As I know there is two way for parallel processing Message passing interface and multi threading. Multi threading can not be used for distributed memory systems without message passing interface; but message passing interface can be used for either systems "shared memory" and "distributed memory". My question is about performance of a code that is parallelized with MPI and ran on shared memory system. Is the performance of this code in the same range of a code that is parallelized with multi threading?

Update:

My job is in the for that processes need to communicate with each other in repeatedly and the communication array can be 200*200 matrix

3
Do you know about OpenMP? There are many other parallelization schemes out there too. - betabandido
Yes I know; but the base of all methods divided between two way multi threading and message passing. - peaceman

3 Answers

2
votes

Let's assume we only consider MPI and OpenMP, since they are the two major representatives of the two parallel programming families you mention.
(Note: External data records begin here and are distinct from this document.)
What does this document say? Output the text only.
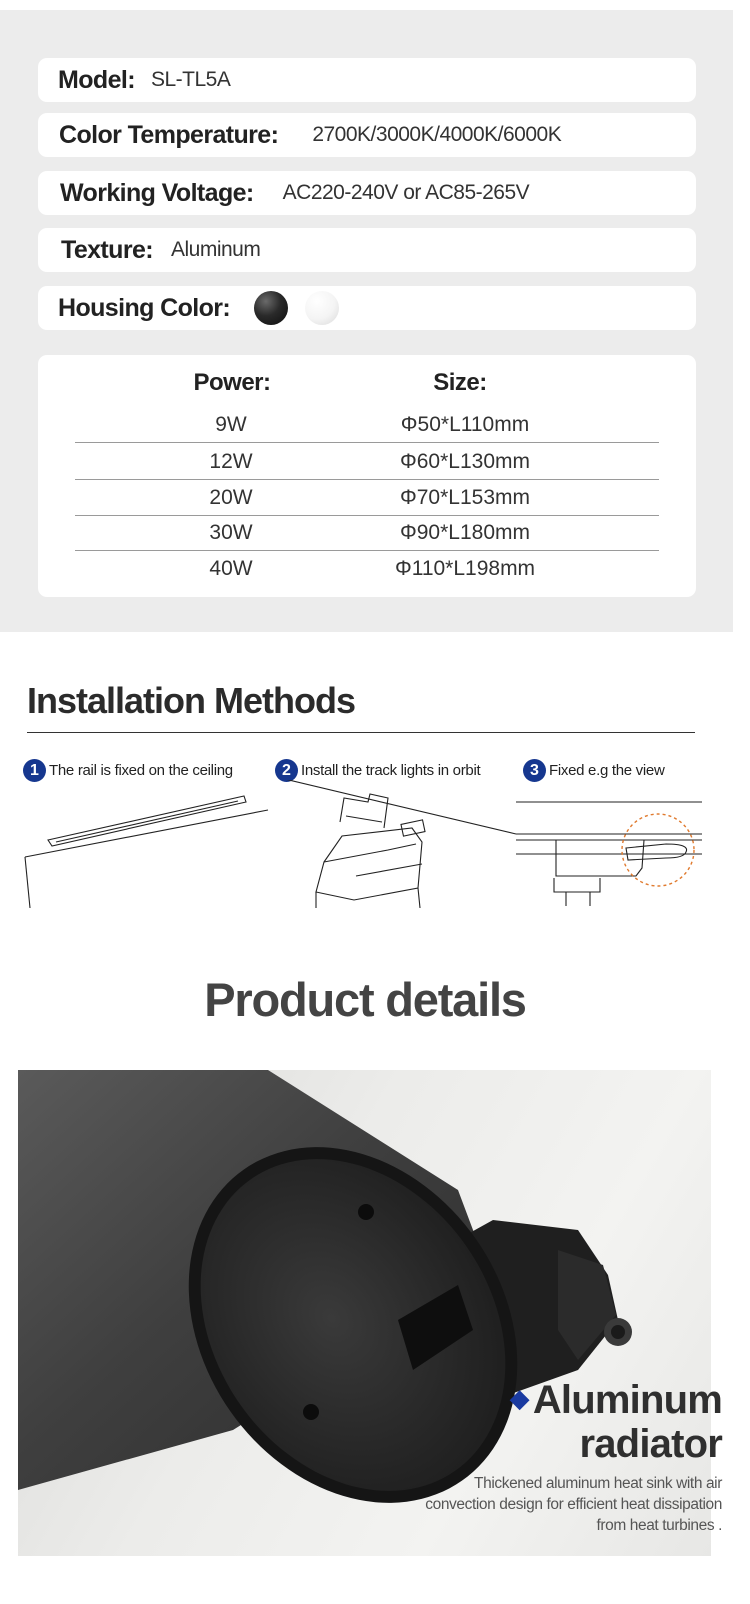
Model: SL-TL5A
Color Temperature: 2700K/3000K/4000K/6000K
Working Voltage: AC220-240V or AC85-265V
Texture: Aluminum
Housing Color:
Power:	Size:
9W	Φ50*L110mm
12W	Φ60*L130mm
20W	Φ70*L153mm
30W	Φ90*L180mm
40W	Φ110*L198mm
Installation Methods
1 The rail is fixed on the ceiling	2 Install the track lights in orbit	3 Fixed e.g the view
Product details
◆ Aluminum
radiator

Thickened aluminum heat sink with air convection design for efficient heat dissipation from heat turbines .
For distributed systems, MPI is the only option between different nodes. Within a single node, however, as you well say, you can still use MPI and use OpenMP too. Which one will perform better really depends on the application you are running, and specifically in its computation/communication ratio. Here you can see a comparison of MPI and OpenMP for a multicore processor, where they confirm the same observation.

You can go a step further and use a hybrid approach. Use MPI between the nodes and then use OpenMP within nodes. This is called hybrid MPI+OpenMP parallel programming. You can also apply this within a node that contains a hybrid CMP+SMT processor.
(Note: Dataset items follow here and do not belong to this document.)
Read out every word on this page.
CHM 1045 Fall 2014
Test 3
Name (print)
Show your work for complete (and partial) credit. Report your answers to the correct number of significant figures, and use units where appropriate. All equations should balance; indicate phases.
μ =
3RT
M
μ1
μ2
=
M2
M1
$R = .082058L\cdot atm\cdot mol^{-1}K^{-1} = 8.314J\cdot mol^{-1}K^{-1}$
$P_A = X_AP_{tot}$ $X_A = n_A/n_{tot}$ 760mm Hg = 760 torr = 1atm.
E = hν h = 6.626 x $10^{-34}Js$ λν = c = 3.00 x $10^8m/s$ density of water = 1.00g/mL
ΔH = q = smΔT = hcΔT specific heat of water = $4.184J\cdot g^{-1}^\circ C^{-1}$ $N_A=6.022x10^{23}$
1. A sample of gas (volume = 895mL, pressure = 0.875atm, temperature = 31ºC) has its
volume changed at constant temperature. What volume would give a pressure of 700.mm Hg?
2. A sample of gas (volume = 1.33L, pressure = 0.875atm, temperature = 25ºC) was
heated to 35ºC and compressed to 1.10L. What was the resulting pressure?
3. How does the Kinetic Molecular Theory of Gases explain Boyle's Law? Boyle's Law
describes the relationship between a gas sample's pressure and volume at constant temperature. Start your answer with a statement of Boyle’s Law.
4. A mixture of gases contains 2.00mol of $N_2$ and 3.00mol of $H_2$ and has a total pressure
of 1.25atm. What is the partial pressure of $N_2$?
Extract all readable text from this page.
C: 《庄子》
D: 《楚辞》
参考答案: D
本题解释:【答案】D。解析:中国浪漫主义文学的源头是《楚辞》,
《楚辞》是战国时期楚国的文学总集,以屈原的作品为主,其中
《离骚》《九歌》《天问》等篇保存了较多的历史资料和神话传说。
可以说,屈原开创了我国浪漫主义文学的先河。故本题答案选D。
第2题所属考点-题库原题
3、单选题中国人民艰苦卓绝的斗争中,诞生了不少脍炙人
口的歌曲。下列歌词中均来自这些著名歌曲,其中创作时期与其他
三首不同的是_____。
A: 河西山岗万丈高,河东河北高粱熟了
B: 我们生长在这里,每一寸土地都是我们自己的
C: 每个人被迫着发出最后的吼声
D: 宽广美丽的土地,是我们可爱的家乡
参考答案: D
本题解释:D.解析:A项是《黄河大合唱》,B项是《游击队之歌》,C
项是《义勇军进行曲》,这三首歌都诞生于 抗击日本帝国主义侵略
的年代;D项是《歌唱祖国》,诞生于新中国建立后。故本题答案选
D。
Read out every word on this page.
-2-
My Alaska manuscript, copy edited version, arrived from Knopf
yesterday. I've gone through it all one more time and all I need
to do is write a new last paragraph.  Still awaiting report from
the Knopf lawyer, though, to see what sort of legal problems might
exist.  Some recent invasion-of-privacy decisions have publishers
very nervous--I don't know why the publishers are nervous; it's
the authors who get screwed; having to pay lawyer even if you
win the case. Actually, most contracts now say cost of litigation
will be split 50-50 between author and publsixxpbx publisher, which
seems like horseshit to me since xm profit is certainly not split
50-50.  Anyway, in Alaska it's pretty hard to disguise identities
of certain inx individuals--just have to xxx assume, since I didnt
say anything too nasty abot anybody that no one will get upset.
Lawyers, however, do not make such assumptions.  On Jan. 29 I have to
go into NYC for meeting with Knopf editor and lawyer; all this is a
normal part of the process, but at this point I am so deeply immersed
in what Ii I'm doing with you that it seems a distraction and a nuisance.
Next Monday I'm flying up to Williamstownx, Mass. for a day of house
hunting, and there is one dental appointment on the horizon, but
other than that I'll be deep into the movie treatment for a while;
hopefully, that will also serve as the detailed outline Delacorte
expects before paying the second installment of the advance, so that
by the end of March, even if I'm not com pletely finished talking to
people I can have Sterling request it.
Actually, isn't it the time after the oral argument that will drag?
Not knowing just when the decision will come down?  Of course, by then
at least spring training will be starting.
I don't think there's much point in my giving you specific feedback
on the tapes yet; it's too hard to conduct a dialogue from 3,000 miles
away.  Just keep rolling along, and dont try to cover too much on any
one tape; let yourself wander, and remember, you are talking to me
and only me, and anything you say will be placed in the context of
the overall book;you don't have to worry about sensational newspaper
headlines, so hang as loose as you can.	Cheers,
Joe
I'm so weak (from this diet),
You can check some information here and here. Moreover this paper compares an MPI approach vs a hybrid MPI+OpenMP one.

3
votes

The answer is: it depends. MPI proceses are predominantly separate OS processes and communication between them occurs with some sort of shared memory IPC techniques when the communicating processes run on the same shared-memory node. Being separate OS processes, MPI processes in general do not share data and sometimes data has to be replicated in each process which leads to less than optimal memory usage. On the other hand threads can share lots of data and can benefit from cache reusage, especially on multicore CPUs that have large shared last-level caches (e.g. the L3 cache on current generation x86 CPUs). Cache reusage when combined with more lightweight methods for data exchange between threads (usually just synchronisation since work data is already shared) can lead to better performance than the one achievalbe by separate processes.

But once again - it depends.

0
votes

In my opinion, they're simply better at different jobs. The Actor model is great at asynchronously performing many different tasks at different times, whereas the OpenMP/TBB/PPL model is great for performing one task in parallel very simply and reliably.